Özellikle gayrimüslim ülkelerde yaşayan Müslüman azınlıkların, Şii-Sünni, siyah-beyaz, Afrikalı-Asyalı, Arap-Acem olarak kendi aralarında tefrikaya düştüğünü görüyoruz. Oysa Rabbimiz Hucurat Suresinde 'İnnemel müminune ihvetun', 'Müminler ancak kardeştirler.' diyerek Müslümanlar arasındaki ilişkinin çerçevesini belirliyor. Peygamberimiz de veda hutbesinde, 'Ne Arap'ın Arap olmayana, ne de Arap olmayanın Arap olana üstünlüğü vardır. Üstünlük ancak takvadadır' buyurarak, bu konuda net bir sınır çiziyor. Hal böyleyken, her kim etnik aidiyetini dini kimliğinin önüne koyuyorsa, o 'asabiyyet-i cahiliyye' yani kavmiyetçilik hastalığına yakalanmış demektir.
"MÜSLÜMAN HAK YEMEZ..."
Her kim kardeşini kökeninden, ırkından veya ten renginden dolayı hor görüyorsa, o İslam'ın ruhunu, rahmet ve merhamet, Peygamberi Efendimizin kutlu mesajını kavrayamamıştır. Çünkü biz Türk, Arap, Acem, Afrikalı, Malay, Hintli, Amerikalı olmadan önce 'Bezm-i Elestte Kalü Bela' demiş Müslümanlarız. Kutsallarımıza yönelik saldırılar karşısında tüm farklılıklarımızı bir tarafa bırakıp İslam ortak paydasında buluşmak hepimizin görevidir. Müslüman hak yemediği gibi, hakkına, hukukuna, onuruna el uzatılmasına da müsaade etmez.
"KARDEŞİNİ HANÇERLEMEK MÜSLÜMANA YAKIŞMAZ"
Müslüman şiddete bulaşmadığı gibi, kör şiddetle birilerinin haklarını gasbetmesine de rıza göstermez. Müslüman, barış için, adalet için, tüm insanlığın huzur ve esenliği için sorumluluk üstlenen bir misyonun temsilcisidir. Müslüman çevresine güven aşılayan, insanların elinden ve dilinden emin olduğu insandır. Başka bir dinden olduğu için insanların canına, malına, haysiyetine el uzatma, hatta saygı göstermeme Müslümana yakışmaz. Kimden gelirse gelsin haksızlık ve hukuksuzluk karşısında susmak, bir Müslümana yakışmaz.
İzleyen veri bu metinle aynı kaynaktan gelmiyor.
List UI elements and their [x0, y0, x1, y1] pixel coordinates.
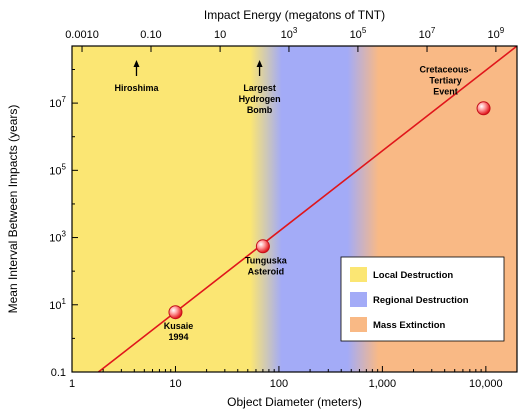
top-tick-label-2: 10: [214, 29, 226, 41]
legend-swatch-1: [350, 292, 367, 307]
legend-swatch-2: [350, 317, 367, 332]
y-tick-label-3: 105: [49, 162, 66, 177]
y-tick-label-4: 107: [49, 95, 66, 110]
event-arrowhead-1: [256, 60, 263, 67]
x-axis-title: Object Diameter (meters): [227, 395, 362, 409]
y-axis-title: Mean Interval Between Impacts (years): [6, 105, 20, 314]
x-tick-label-2: 100: [270, 378, 288, 390]
x-tick-label-3: 1,000: [369, 378, 397, 390]
top-tick-label-4: 105: [350, 26, 367, 41]
top-tick-label-0: 0.0010: [65, 29, 99, 41]
event-label-0: Hiroshima: [114, 83, 159, 93]
legend-swatch-0: [350, 267, 367, 282]
trend-line-0: [97, 46, 517, 372]
x-tick-label-1: 10: [169, 378, 181, 390]
x-tick-label-4: 10,000: [469, 378, 503, 390]
plot-frame: [71, 45, 518, 373]
legend-box: [340, 256, 505, 342]
impact-point-label-0: Kusaie 1994: [164, 321, 194, 342]
impact-point-1: [255, 239, 270, 254]
x-tick-label-0: 1: [69, 378, 75, 390]
top-tick-label-5: 107: [419, 26, 436, 41]
y-tick-label-1: 101: [49, 297, 66, 312]
event-label-1: Largest Hydrogen Bomb: [239, 83, 281, 115]
legend-label-2: Mass Extinction: [373, 320, 446, 331]
y-tick-label-0: 0.1: [51, 367, 66, 379]
top-tick-label-3: 103: [281, 26, 298, 41]
legend-label-1: Regional Destruction: [373, 295, 469, 306]
impact-point-2: [476, 101, 491, 116]
top-axis-title: Impact Energy (megatons of TNT): [204, 8, 385, 22]
legend-label-0: Local Destruction: [373, 270, 453, 281]
impact-point-0: [168, 305, 183, 320]
event-arrowhead-0: [133, 60, 140, 67]
top-tick-label-1: 0.10: [140, 29, 161, 41]
impact-point-label-1: Tunguska Asteroid: [245, 255, 288, 276]
top-tick-label-6: 109: [488, 26, 505, 41]
y-tick-label-2: 103: [49, 230, 66, 245]
impact-point-label-2: Cretaceous-Tertiary Event: [420, 64, 472, 96]
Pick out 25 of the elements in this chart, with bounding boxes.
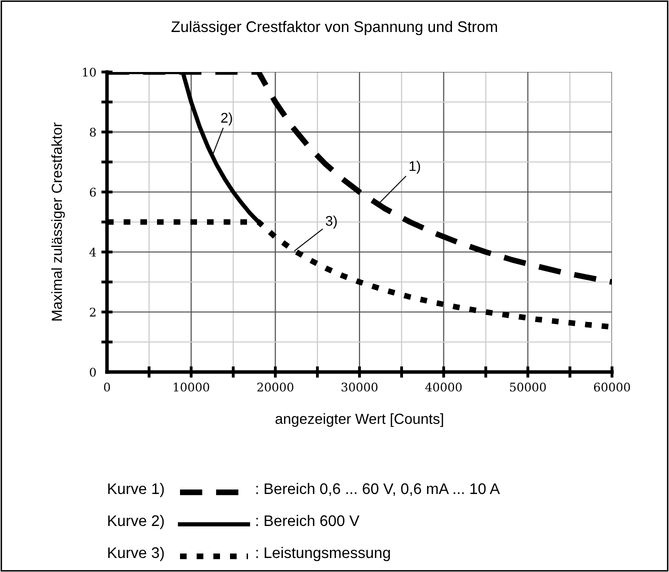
text: Kurve 1) (108, 482, 164, 498)
x-tick-label: 40000 (425, 382, 462, 392)
y-tick-label: 2 (90, 308, 96, 316)
x-tick-label: 60000 (594, 382, 630, 392)
legend-label: : Leistungsmessung (256, 546, 390, 562)
annotation: 3) (326, 216, 337, 229)
x-tick-label: 10000 (174, 382, 210, 392)
chart-title: Zulässiger Crestfaktor von Spannung und Strom (172, 20, 497, 36)
x-tick-label: 20000 (257, 382, 294, 392)
annotation: 2) (221, 112, 232, 126)
text: Kurve 2) (108, 514, 164, 530)
y-tick-label: 4 (89, 248, 96, 256)
x-axis-title: angezeigter Wert [Counts] (276, 413, 444, 427)
y-tick-label: 8 (90, 128, 96, 137)
legend-label: : Bereich 600 V (256, 514, 360, 526)
text: Kurve 3) (108, 546, 164, 562)
y-tick-label: 0 (90, 368, 96, 377)
x-tick-label: 0 (104, 382, 110, 392)
y-axis-title: Maximal zulässiger Crestfaktor (51, 122, 65, 320)
legend-label: : Bereich 0,6 ... 60 V, 0,6 mA ... 10 A (256, 482, 500, 496)
y-tick-label: 6 (90, 188, 96, 197)
x-tick-label: 30000 (342, 382, 378, 392)
y-tick-label: 10 (83, 68, 96, 77)
annotation: 1) (410, 160, 420, 174)
x-tick-label: 50000 (510, 382, 546, 392)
Kardeşine sırt çevirme, kardeşini sırtından hançerleme bir Müslümana asla yakışmaz.
Biz ümmetin bir ferdi olarak şahsımızla, ailelerimiz ve komşularımızla beraber, milyarlarca kardeşimizin de mesuliyetini taşıyoruz. Suriyeli mazlumların, açlıktan ve hastalıktan kırılan Yemenli çocukların, Filistinli yetimlerin hukukunu da korumakla mükellefiz.
"KUDÜS'ÜN HAKKINI CANIMIZ PAHASINA SAVUNMALIYIZ"
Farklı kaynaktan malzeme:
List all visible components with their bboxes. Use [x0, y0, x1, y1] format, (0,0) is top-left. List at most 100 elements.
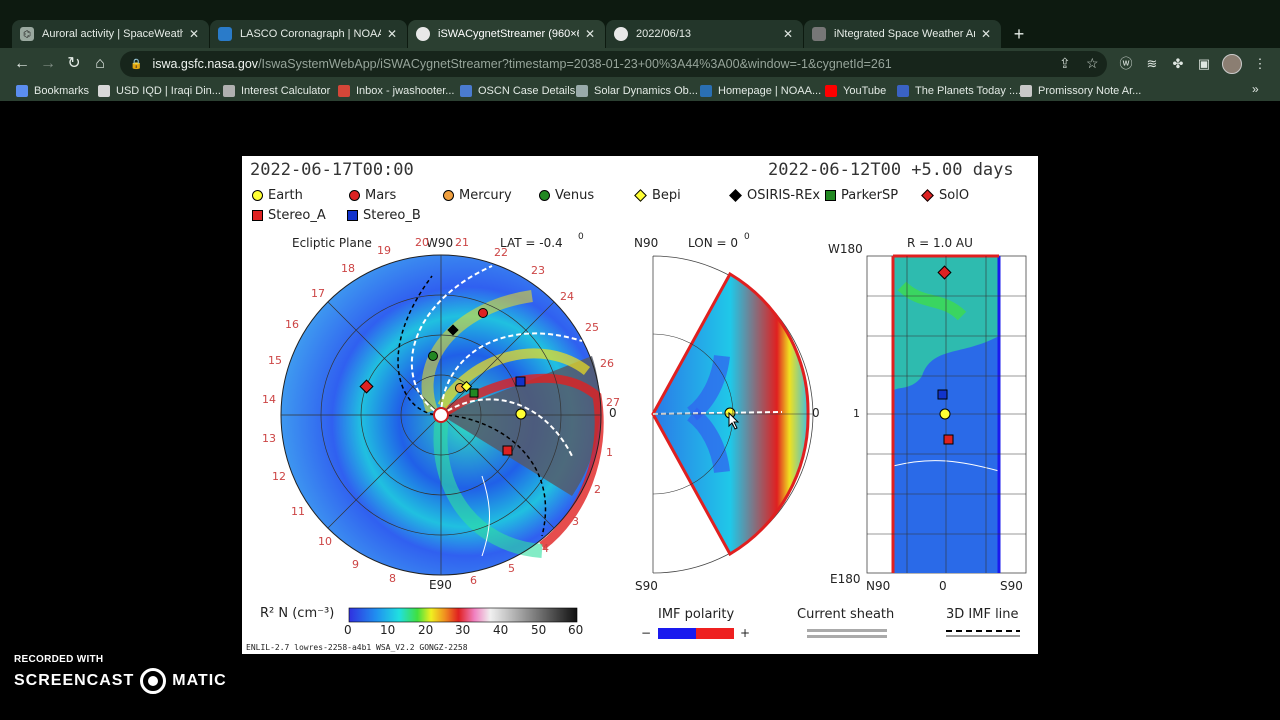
tab-date[interactable]: 2022/06/13 ✕ — [606, 20, 803, 48]
legend-mercury: Mercury — [443, 188, 512, 203]
watermark-right: MATIC — [172, 672, 227, 689]
bookmark-item[interactable]: Interest Calculator — [223, 83, 330, 99]
back-arrow-icon[interactable]: ← — [14, 55, 30, 72]
tick-label: 26 — [600, 357, 614, 370]
close-tab-icon[interactable]: ✕ — [782, 27, 794, 41]
meridional-zero-label: 0 — [812, 406, 820, 420]
legend-solo: SolO — [921, 188, 969, 203]
side-panel-icon[interactable]: ▣ — [1197, 56, 1211, 71]
bookmark-item[interactable]: Promissory Note Ar... — [1020, 83, 1141, 99]
imf-positive-bar — [696, 628, 734, 639]
toolbar: ← → ↻ ⌂ 🔒 iswa.gsfc.nasa.gov/IswaSystemW… — [0, 48, 1280, 80]
tick-label: 14 — [262, 393, 276, 406]
menu-kebab-icon[interactable]: ⋮ — [1253, 56, 1267, 71]
avatar[interactable] — [1222, 54, 1242, 74]
colorbar-tick: 20 — [418, 623, 434, 637]
watermark-left: SCREENCAST — [14, 672, 135, 689]
sdo-icon — [576, 85, 588, 97]
mercury-dot-icon — [443, 190, 454, 201]
tab-strip: ⌬ Auroral activity | SpaceWeatherL ✕ LAS… — [0, 0, 1280, 48]
bookmark-item[interactable]: USD IQD | Iraqi Din... — [98, 83, 221, 99]
legend-osiris-rex: OSIRIS-REx — [729, 188, 820, 203]
colorbar-tick: 0 — [344, 623, 352, 637]
tick-label: 13 — [262, 432, 276, 445]
bookmarks-bar: Bookmarks USD IQD | Iraqi Din... Interes… — [0, 80, 1280, 101]
n90-bottom-label: N90 — [866, 579, 891, 593]
colorbar-tick: 60 — [568, 623, 584, 637]
star-icon — [16, 85, 28, 97]
bepi-diamond-icon — [634, 189, 647, 202]
legend-label: Mercury — [459, 188, 512, 203]
legend-earth: Earth — [252, 188, 303, 203]
imf-plus-label: + — [740, 626, 751, 640]
bookmark-item[interactable]: YouTube — [825, 83, 886, 99]
close-tab-icon[interactable]: ✕ — [584, 27, 596, 41]
tick-label: 9 — [352, 558, 359, 571]
colorbar-label: R² N (cm⁻³) — [260, 606, 335, 621]
bookmark-item[interactable]: The Planets Today :... — [897, 83, 1021, 99]
bookmark-label: YouTube — [843, 85, 887, 97]
tick-label: 25 — [585, 321, 599, 334]
bookmark-item[interactable]: Bookmarks — [16, 83, 89, 99]
tick-label: 27 — [606, 396, 620, 409]
tick-label: 20 — [415, 236, 429, 249]
bookmark-label: USD IQD | Iraqi Din... — [116, 85, 221, 97]
home-icon[interactable]: ⌂ — [95, 55, 105, 72]
parker-square-icon — [825, 190, 836, 201]
url-path: /IswaSystemWebApp/iSWACygnetStreamer?tim… — [258, 57, 892, 71]
tab-iswa-streamer[interactable]: iSWACygnetStreamer (960×600) ✕ — [408, 20, 605, 48]
lat-label: LAT = -0.4 — [500, 236, 563, 250]
more-bookmarks-icon[interactable]: » — [1252, 82, 1259, 96]
bookmark-item[interactable]: Homepage | NOAA... — [700, 83, 821, 99]
lon-degree: 0 — [744, 232, 750, 242]
close-tab-icon[interactable]: ✕ — [980, 27, 992, 41]
reload-icon[interactable]: ↻ — [67, 55, 81, 72]
bepi-marker — [460, 380, 473, 393]
bookmark-item[interactable]: Inbox - jwashooter... — [338, 83, 454, 99]
ecliptic-title: Ecliptic Plane — [292, 236, 372, 250]
earth-dot-icon — [252, 190, 263, 201]
url-host: iswa.gsfc.nasa.gov — [152, 57, 259, 71]
tab-iswa[interactable]: iNtegrated Space Weather Analy ✕ — [804, 20, 1001, 48]
bookmark-item[interactable]: Solar Dynamics Ob... — [576, 83, 698, 99]
n90-label: N90 — [634, 236, 659, 250]
e90-label: E90 — [429, 578, 452, 592]
imf-polarity-label: IMF polarity — [658, 607, 735, 622]
lat-degree: 0 — [578, 232, 584, 242]
address-bar[interactable]: 🔒 iswa.gsfc.nasa.gov/IswaSystemWebApp/iS… — [120, 51, 1107, 77]
legend-label: Mars — [365, 188, 397, 203]
youtube-icon — [825, 85, 837, 97]
forward-arrow-icon[interactable]: → — [40, 55, 56, 72]
extensions-puzzle-icon[interactable]: ✤ — [1172, 56, 1184, 71]
new-tab-plus-icon[interactable]: + — [1013, 24, 1025, 44]
close-tab-icon[interactable]: ✕ — [386, 27, 398, 41]
tick-label: 22 — [494, 246, 508, 259]
tick-label: 3 — [572, 515, 579, 528]
tick-label: 1 — [606, 446, 613, 459]
legend-label: ParkerSP — [841, 188, 899, 203]
tick-label: 2 — [594, 483, 601, 496]
bookmark-star-icon[interactable]: ☆ — [1086, 55, 1099, 71]
tab-auroral[interactable]: ⌬ Auroral activity | SpaceWeatherL ✕ — [12, 20, 209, 48]
s90-label: S90 — [635, 579, 658, 593]
extension-w-icon[interactable]: ⓦ — [1119, 56, 1133, 71]
extension-wave-icon[interactable]: ≋ — [1146, 56, 1158, 71]
legend-label: Earth — [268, 188, 303, 203]
gmail-icon — [338, 85, 350, 97]
record-circle-icon — [140, 668, 167, 694]
tick-label: 8 — [389, 572, 396, 585]
bookmark-item[interactable]: OSCN Case Details — [460, 83, 575, 99]
tab-lasco[interactable]: LASCO Coronagraph | NOAA / N ✕ — [210, 20, 407, 48]
legend-label: Stereo_A — [268, 208, 326, 223]
close-tab-icon[interactable]: ✕ — [188, 27, 200, 41]
earth-marker-radial — [939, 408, 951, 420]
tab-title: Auroral activity | SpaceWeatherL — [42, 28, 183, 40]
stereo-b-marker-radial — [937, 389, 948, 400]
radius-title: R = 1.0 AU — [907, 236, 973, 250]
legend-bepi: Bepi — [634, 188, 681, 203]
share-icon[interactable]: ⇪ — [1059, 55, 1071, 71]
tick-label: 11 — [291, 505, 305, 518]
oscn-icon — [460, 85, 472, 97]
legend-parkersp: ParkerSP — [825, 188, 898, 203]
Bizler İslam ümmetinin harim-i ismeti, namusu, gözbebeği olan Kudüs'ün hakkını, canımız pahasına savunmak zorundayız. Türkiye olarak Filistin'den Libya'ya, Dağlık Karabağ'dan Suriye'ye kadar İslam coğrafyasının farklı yerlerindeki sıkıntılara bu anlayışla yaklaşıyoruz. Zalimler karşısında dik duruyor, sağlam duruyor, mazlumun kimliğine bakmadan elinden tutuyoruz. Terör örgütleriyle amansız bir mücadele yürütürken, kutsallarımıza yönelik hadsizlikler karşısında da tepkimizi göstermekten çekinmiyoruz.
Asırlardır farklı kültürlere ve inançlara ev sahipliği yapan bir ülke olarak, etnik ve mezhep temelli çatışmaları engellemek için gayret gösteriyoruz. Özellikle dini özgürlükler konusunda tüm insanlığa örnek olacak dengeli, adaletli ve özgüvenli bir politika izlemeye çalışıyoruz. Kimsenin inancına, hayat tarzına müdahale etmediğimiz gibi, ülkemizde yaşayan tüm vatandaşlarımızın ibadet hürriyetini garanti altına alıyoruz. 86 yıl boyunca müze olarak kullanılan Ayasofya Camii'ni asli kimliğine kavuştururken, 1600 yıllık mazisiyle ülkemizin sembollerinden olan Sümela Manastırı'nın restorasyonunu da ihmal etmiyoruz."